Tapi jika dia memerhatikan kami pun tidak ada gunanya. Aku tidak bisa bilang kalau Mila merasuki Bertha, sehingga dia menjadi agresif dan ingin menyerangku dan Rebecca dengan bola voli.

"Kami bermain voli, Pak," jawabku, tidak sepenuhnya berbohong.

"Saya minta kalian latihan voli karena minggu depan akan ambil nilai. Bukan begini namanya kalau latihan." Pak Suwardi menunjuk Bertha yang pingsan. Saat telunjuknya bergerak, kumis tebalnya ikut bergoyang sesuai irama. Dalam kondisi normal aku pasti akan menganggapnya lucu, tapi sekarang aku menciut dan berharap benar-benar pingsan saja.

"Mereka tidak sengaja, Pak," bela Rebecca

"Bertha yang mulai, Pak," kata Jackson bersamaan dengan Rebecca, tapi suaranya lebih keras.

"Bapak jelas-jelas lihat Daisy yang lempar bola itu ke kepalanya," tukas Pak Suwardi. "Lihat sekarang siapa yang pingsan."

"Maaf, tidak sengaja, Pak," gumamku, mencoba tidak terdengar menggerutu. Bukan salahku kalau fisikku lebih kuat. Oke, aku juga tidak bisa menyalahkan Bertha yang pingsan, karena aku sendiri pernah hampir merasakan yang seperti itu, walau dia tidak kejang-kejang atau semacamnya.

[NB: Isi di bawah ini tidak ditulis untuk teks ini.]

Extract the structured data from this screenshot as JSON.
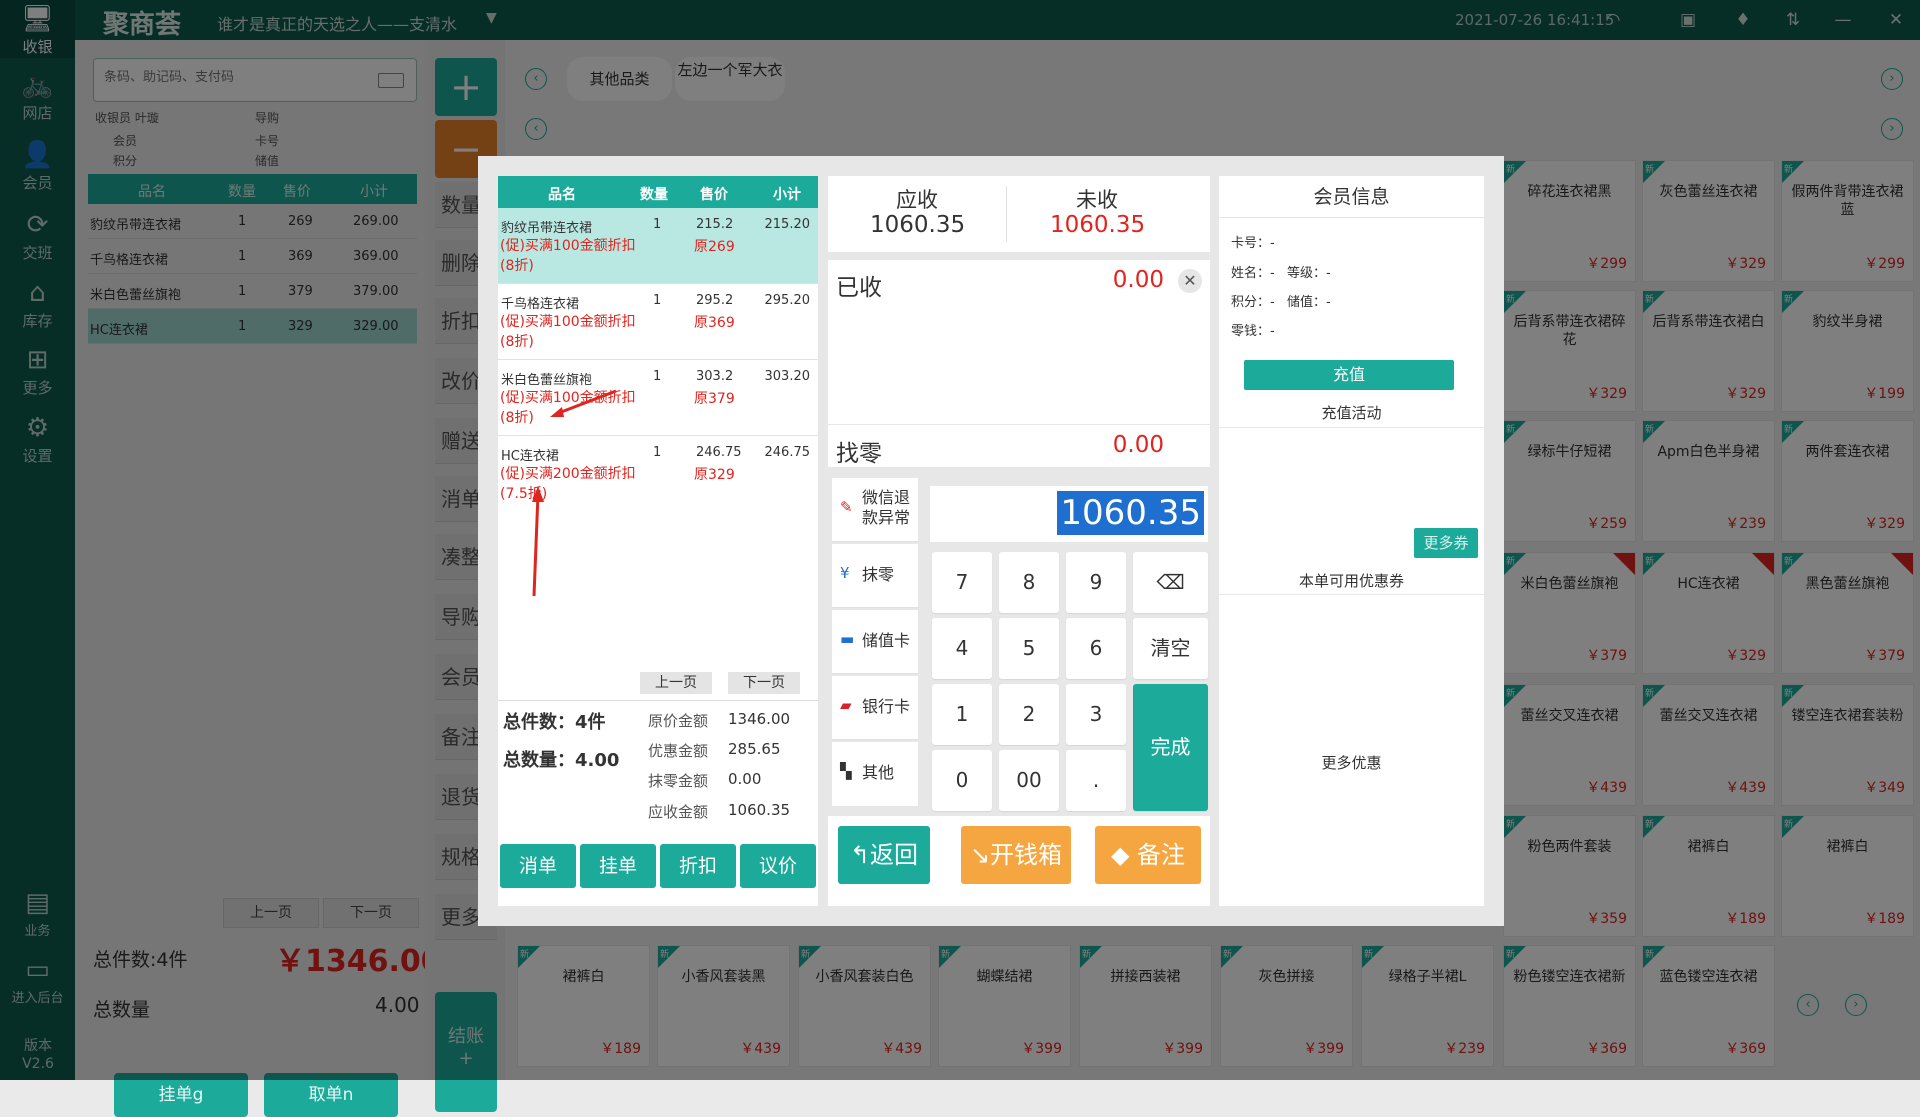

Pak Suwardi mendesah. "Pokoknya saya tidak mau melihat ada kasus seperti ini lagi. Kita tunggu Bertha sadar dan kamu harus minta maaf ke dia. Sementara saya harus melapor ke wali kelasmu."

Aku hanya bisa menatap kepergian Pak Suwardi dengan tatapan nanar. Helga dan Ismelda, teman Bertha yang menemani di tempat tidur sebelah, mendengus puas ke arahku. Jika di sinetron, mereka adalah pemeran antagonis yang sempurna, dengan suara hati menggema keras diiringi ekspresi sinis yang memakan waktu setidaknya satu menit.

Tapi, tidak ada yang mengalahkan pemeran antagonis Mila.